Mrs. Jones was an elderly woman who called us in the very early days of the company. Her plan was to leave New York City and live out the rest of her years with her husband in Western PA.
I met with her to see her building and all that would need to be moved. Because Mrs. Jones planned to stay in New York for a couple of days before moving out, our movers were to meet others at her house who would tell them where to put all of her belongings. She sketched out a detailed map of exactly where the house was located so that the team could easily find it.
After a day of packing up the truck and driving out to PA, our movers arrived in the town but by the time they arrived, it was getting dark. They had trouble finding the place, even with the help of Mrs. Jones’ map. They also quickly realized that at that time of day, people in the area would not open their door to strangers in a moving truck. We all agreed it would be best for the movers to find a room for the night and try our luck the next day.
Early the following morning I went back to Mrs. Jones’ apartment in NYC where all that remained was the cot where she’d slept-which would be left behind-and some few things she could carry with her. When I told her that the movers couldn’t find the house, all of the color drained from her face. I thought she was going to die.
“Mrs. Jones”, I said, “let’s sit down. This is not so serious. Let’s be sure of the directions.”
We sat down. She drew me the same map and insisted that was where the house was, that was where they should go. And the guys went out and tried it again, in full daylight, even though they were convinced the map and the house were not related. They were right.
Movers have to be resourceful. I suggested that they try to contact her husband (to whom she was related) directly. Why not, I thought, check for a listing in the phonebook and call from a local pay phone (there used to be pay phones).
Shortly the movers discovered that her husband had been dead for 30 years, the house that they owned had come down shortly after her husband was buried, and the property had been subdivided and sold.
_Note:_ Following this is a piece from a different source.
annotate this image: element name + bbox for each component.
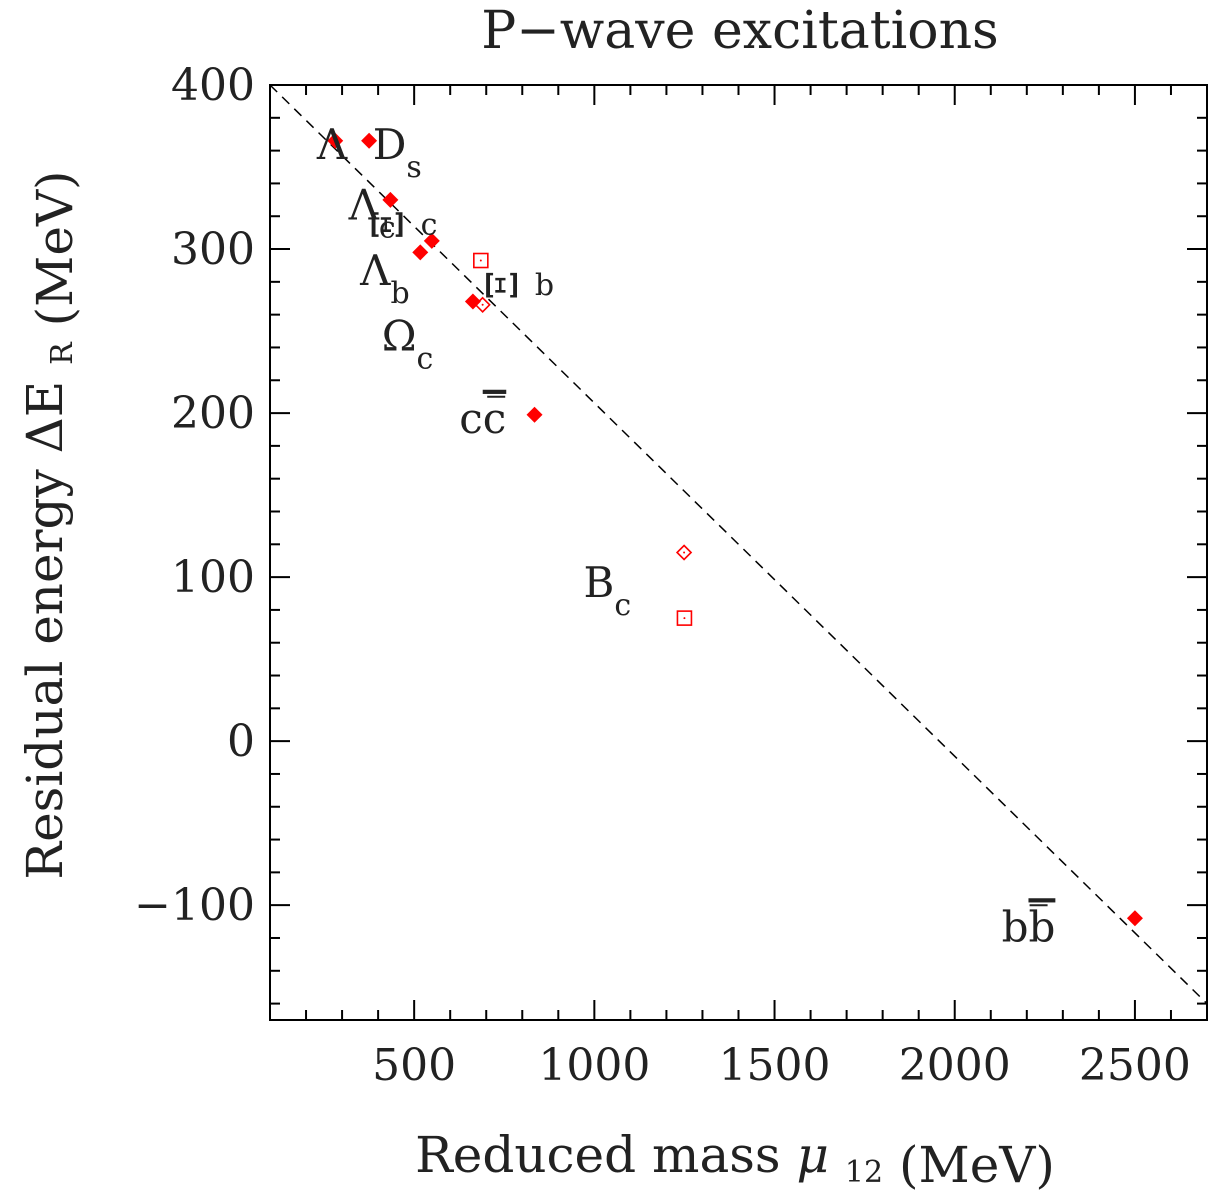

They discovered this because they had instead reached her brother (same name) and he was witness to the various pertinent realities. They also discovered that Mrs. Jones and her brother had a falling out several years earlier when he finally got rid of furniture that she had delivered there once before and never picked up.
This was all turning into what we in the industry call a problem.
I checked with industry elders I knew for advice, hoping to draw on their experience in the moving business. One told me that since she had pre-paid, I should tell the movers to find a flat spot on the outskirts of town, empty the truck and go home. Another suggested that I bring everything all the way back to New York and put it into storage here, leaving it for her to get it all out to western Pennsylvania a second time.
So….I asked the movers to phone her brother a second time and and ask if he would agreed to talk to me. I asked if he would take it upon himself to sign her things into storage with a proviso that she would have the authority to claim everything once the finances were straightened out. He was a kind man and agreed to do it and to pay for the first month.
Once the crew was back home, I heard the whole tale again and decided to write Mrs. Jones a letter to try to recover some of our extra expenses. I asked only for the cost of our extra time and the overnight stay for the guys. I figured it was worth the price of a stamp.
After a short time, she wrote me back, saying she heard from her brother that the movers were very nice and took good care of her “stuff”. She said she didn’t have the money just then to pay these extra costs, but she said that in 3 months she’d be able to take care of it. In her closing she noted, “Mrs. Jones does not welch out on her debts.”
In three monthly installments she kept her word.